Now what happens if it is not cached. The process moves down to produce all the static libraries involved in the executable. Where again the check is based only on the cpp and header files - even on this phase we do not need to go through building or obtaining all the obj files. If some of the libraries is not in the cache we go down only for it. It is easy to observe that if we have big branches of code that we do not touch we are going to obtain directly the top level artifacts from them - which saves all kind of resources and time.

Another important aspect of this approach to notice is the lowered expectations of the compiler tools. We are not going to ignore a cache simply because the tools we use produces slightly different binaries. All we care that the tools produce semantically the same results. It could involve timestamps, different order of objects or randomly generated uuids. Because we basing the cache on the source files - if the produced at some point artifacts are semantically the same as what we would've acchive running the tools again (and this is basic expectation for every tool) we are good to go.

IDE integration

Dbs provides what is necessary to translate its targets in IDE projects where developers is able to enjoy code completion and other nowadays goodies provided from the IDEs - without necessarily targeting completely functional projects.

Componentization

Dbs is designed to support multi-component projects that will be easy to develop together or separate. Dbs supports tracking dependencies between different components. It supports top-to-bottom and bottom-to-top dependency track to assure the best performance. But most importantly it is designed to handle humongous flat projects.

Build priorities

For dbs priorities are not based on dependencies. Every objective might be added with a different priority. Because of the client/server architecture of dbs having commands from multiple terminals will not step on each other fighting for resource, but they will be prioritized accordingly. For example

terminal 1: dbs test component1 
terminal 2: dbs build component2
terminal 3: dbs --top build test component3

will start testing component1, when the second command is received building component2 will be added to the queue. When the terminal 3 is executed building component3 will be added to the top of the queue and immediately under testing of component3. Note that current objectives do not need to finish before that, but they will be slowly or faster depending on the current active task will free the resource to the tasks with priority.

Incremental builds

Dbs does not build incrementally it builds continuously. The client/server/servers architecture allows for unsolicited observation of the development process, that might continuously trigger background building tasks.

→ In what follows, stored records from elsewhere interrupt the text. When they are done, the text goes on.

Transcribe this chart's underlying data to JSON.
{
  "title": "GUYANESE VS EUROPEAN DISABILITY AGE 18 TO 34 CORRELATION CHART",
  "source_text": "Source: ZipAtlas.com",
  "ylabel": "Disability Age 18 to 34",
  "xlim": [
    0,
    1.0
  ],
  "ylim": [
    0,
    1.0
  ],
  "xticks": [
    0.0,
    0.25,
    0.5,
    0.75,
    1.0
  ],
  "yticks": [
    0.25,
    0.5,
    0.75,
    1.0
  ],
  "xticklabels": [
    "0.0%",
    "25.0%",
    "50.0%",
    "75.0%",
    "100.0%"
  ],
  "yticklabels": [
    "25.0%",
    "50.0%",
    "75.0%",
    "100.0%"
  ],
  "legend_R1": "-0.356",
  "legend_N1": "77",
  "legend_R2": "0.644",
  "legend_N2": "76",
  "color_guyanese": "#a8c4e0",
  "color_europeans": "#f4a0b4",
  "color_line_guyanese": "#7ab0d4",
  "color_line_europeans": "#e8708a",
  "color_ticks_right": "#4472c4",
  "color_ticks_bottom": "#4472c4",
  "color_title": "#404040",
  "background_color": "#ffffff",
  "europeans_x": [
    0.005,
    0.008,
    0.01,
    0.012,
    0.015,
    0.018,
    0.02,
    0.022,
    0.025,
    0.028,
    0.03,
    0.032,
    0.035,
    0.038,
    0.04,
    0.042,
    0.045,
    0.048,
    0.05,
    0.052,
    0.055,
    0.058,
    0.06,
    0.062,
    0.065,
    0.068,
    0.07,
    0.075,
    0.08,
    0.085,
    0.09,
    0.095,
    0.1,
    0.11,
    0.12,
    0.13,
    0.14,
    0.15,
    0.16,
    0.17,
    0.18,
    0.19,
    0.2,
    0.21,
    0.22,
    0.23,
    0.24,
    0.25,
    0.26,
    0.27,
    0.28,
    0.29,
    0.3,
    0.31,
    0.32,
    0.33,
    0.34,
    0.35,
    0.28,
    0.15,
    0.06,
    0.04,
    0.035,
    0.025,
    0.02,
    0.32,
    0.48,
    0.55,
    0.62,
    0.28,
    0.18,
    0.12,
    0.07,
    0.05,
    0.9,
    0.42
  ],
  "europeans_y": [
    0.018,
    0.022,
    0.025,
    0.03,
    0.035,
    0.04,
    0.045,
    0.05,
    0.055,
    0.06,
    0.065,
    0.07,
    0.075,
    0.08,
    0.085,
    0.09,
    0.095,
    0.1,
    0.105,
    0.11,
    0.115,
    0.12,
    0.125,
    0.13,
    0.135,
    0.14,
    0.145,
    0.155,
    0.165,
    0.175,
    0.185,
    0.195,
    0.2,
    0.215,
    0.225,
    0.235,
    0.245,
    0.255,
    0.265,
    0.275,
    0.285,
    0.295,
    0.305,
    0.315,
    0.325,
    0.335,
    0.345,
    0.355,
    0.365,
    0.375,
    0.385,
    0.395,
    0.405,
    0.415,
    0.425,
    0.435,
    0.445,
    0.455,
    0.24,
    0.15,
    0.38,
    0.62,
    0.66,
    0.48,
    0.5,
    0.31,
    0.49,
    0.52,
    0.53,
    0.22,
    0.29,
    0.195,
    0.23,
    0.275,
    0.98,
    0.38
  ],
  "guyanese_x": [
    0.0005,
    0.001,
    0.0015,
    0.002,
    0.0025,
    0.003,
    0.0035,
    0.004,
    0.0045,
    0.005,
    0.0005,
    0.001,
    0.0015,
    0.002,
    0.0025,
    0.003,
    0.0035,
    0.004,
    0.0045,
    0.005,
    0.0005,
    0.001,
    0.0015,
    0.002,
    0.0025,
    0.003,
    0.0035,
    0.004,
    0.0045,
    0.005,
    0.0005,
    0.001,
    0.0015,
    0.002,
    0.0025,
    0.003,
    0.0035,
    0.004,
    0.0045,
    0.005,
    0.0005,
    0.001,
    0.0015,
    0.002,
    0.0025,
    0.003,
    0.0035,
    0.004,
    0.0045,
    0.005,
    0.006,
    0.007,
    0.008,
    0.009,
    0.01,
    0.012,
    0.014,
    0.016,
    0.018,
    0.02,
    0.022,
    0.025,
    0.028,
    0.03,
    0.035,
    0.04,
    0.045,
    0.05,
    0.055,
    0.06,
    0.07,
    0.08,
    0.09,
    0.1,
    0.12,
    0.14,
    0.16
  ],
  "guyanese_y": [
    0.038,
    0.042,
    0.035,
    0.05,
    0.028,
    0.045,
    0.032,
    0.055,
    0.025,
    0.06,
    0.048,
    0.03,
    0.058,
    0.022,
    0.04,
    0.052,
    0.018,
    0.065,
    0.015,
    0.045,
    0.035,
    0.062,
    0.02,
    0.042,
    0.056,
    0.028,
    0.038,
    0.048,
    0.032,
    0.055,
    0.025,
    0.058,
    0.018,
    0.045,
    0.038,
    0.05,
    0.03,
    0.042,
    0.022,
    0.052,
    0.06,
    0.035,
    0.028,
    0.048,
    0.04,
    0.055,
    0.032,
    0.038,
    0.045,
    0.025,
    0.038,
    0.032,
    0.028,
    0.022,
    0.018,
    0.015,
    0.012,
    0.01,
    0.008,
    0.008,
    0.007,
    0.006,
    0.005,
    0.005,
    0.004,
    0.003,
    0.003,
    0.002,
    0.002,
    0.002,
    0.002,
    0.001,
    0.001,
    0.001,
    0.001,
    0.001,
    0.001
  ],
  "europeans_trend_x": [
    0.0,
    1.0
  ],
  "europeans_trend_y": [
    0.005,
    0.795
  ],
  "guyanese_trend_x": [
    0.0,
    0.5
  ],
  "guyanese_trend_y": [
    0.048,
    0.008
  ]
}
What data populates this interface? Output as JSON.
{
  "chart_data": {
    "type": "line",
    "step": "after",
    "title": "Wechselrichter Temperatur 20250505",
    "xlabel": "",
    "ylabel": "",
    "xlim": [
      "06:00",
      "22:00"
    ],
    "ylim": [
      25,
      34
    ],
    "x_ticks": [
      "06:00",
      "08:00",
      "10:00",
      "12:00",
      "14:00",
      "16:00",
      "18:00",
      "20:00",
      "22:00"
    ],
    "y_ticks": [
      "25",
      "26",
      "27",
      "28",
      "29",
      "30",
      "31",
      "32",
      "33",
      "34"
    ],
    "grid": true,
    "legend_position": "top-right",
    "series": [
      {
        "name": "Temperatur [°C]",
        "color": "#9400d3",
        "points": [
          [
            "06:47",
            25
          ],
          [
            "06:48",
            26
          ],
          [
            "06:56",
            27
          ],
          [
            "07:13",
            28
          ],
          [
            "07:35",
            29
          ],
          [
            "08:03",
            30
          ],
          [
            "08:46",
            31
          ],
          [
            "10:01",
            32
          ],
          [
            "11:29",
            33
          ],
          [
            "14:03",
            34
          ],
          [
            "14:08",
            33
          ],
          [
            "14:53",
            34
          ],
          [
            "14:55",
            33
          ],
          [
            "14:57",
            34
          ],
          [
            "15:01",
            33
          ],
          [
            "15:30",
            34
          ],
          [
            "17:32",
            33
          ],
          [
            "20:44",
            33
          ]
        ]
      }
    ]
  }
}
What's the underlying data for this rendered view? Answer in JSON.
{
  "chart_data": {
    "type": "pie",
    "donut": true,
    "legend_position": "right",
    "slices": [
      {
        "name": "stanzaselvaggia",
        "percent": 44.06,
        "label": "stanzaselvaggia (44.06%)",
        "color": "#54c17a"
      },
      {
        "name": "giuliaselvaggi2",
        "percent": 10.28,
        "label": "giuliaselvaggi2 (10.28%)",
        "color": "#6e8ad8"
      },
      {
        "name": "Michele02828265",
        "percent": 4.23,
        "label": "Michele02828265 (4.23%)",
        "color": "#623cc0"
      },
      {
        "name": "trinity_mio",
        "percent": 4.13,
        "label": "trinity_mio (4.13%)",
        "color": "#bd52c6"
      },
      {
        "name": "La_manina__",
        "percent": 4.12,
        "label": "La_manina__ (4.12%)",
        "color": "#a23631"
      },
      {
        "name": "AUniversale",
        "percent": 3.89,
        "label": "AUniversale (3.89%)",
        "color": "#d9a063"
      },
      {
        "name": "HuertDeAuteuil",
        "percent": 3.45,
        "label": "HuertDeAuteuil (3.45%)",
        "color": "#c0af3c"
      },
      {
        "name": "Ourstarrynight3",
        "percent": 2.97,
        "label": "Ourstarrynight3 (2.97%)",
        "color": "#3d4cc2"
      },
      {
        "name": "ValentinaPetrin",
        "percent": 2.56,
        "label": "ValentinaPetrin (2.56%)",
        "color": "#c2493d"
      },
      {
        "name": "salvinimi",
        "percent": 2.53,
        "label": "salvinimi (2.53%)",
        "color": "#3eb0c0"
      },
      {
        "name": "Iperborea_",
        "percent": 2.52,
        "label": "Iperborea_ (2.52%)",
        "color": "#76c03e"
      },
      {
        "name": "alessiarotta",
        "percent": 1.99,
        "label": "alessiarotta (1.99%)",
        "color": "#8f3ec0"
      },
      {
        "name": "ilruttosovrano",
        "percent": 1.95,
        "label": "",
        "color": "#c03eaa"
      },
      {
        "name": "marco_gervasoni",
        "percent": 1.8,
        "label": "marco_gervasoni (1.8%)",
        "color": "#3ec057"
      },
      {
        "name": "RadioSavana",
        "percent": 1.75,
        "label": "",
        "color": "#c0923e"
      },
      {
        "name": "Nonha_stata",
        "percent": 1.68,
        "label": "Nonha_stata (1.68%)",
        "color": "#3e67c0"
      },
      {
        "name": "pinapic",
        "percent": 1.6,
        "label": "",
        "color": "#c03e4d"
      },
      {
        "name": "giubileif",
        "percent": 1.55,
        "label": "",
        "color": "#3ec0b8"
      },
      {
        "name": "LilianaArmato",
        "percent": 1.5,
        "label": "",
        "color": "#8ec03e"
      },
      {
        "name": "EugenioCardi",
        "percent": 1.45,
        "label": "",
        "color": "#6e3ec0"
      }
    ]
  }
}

Before and after the line objectives

When using dbs you can have objectives that you would like to wait and observe on the terminal and objectives that you would like to be executed on background where the feedback could be provided with other channels.

terminal: dbs build component1 test component1 ! clang-tidy component1

This command will result in building and testing component1 with priority then the command will exit. The dbs will continue with running clang-tidy on background.

Note: background commands will utilize only idle system resources.

terminal: dbs clang-tidy component1 

When at some point this command is executed it will benefit from already evaluated subtasks and if all of them are ready already it will be instantaneous. Note that the cached results from a command is not limited to the output file(s). The stderr is preserved to be instantaneously shown for tasks that have no changes in the sources - instead reevaluating them to simple achieve the same result. In same cases even the stdout could be preserved say when the compiler returns a warning and it is not set to treat it as error.